La boca del infierno

La boca del infierno

Rodolfo Martínez es, en la actualidad, el escritor de género fantástico que cultiva con mayor asiduidad el pastiche literario –subgénero consistente en imitar el estilo de otro autor, escribiendo argumentos basados en su mismo universo literario–. No sólo ha empleado el personaje de Sherlock Holmes en diversas ocasiones, sino que ha imitado con fidelidad el estilo original de Isaac Asimov –“El robot”– y coqueteado con el crossover o combinación de universos literarios de autores clásicos como sir Arthur Conan Doyle y Bram Stoker –“Desde la tierra más allá del bosque”–, o el citado Conan Doyle y H.P. Lovecraft, como en esta tercera novela dedicada al genial detective inglés. Una obra inesperada, por cuanto tras La sabiduría de los muertos –1996, premio Asturias– y Las huellas del poeta (2005), tenía previsto cerrar su trilogía fantástica con El heredero de nadie, todas en la colección Bibliópolis Fantástica.
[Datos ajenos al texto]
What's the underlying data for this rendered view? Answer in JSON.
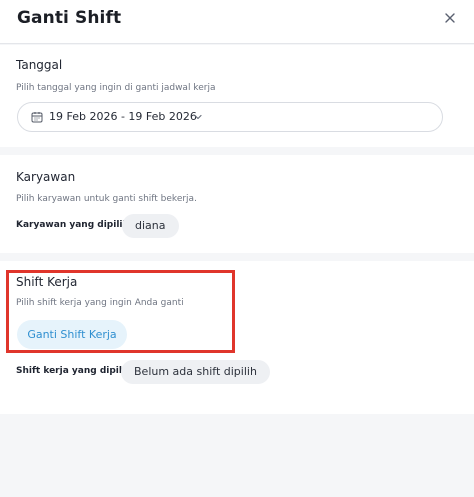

Si ya en el primer pastiche Martínez sorprendió por su elevadísimo conocimiento del universo holmesiano y una más que notable técnica al servicio de la imitación, la conjunción con un argumento fantástico plausible para con los parámetros establecidos por el detective racionalista por antonomasia supuso una auténtica renovación del personaje y su entorno. Una circunstancia que ha sabido rentabilizar a la perfección este destacable narrador, que no sobresale precisamente por la sofisticación de su estilo ni la belleza del lenguaje, al erigir a tan legendario investigador en centro de su narrativa desde que en 2005 se alzara con el premio Minotauro con Los sicarios del cielo.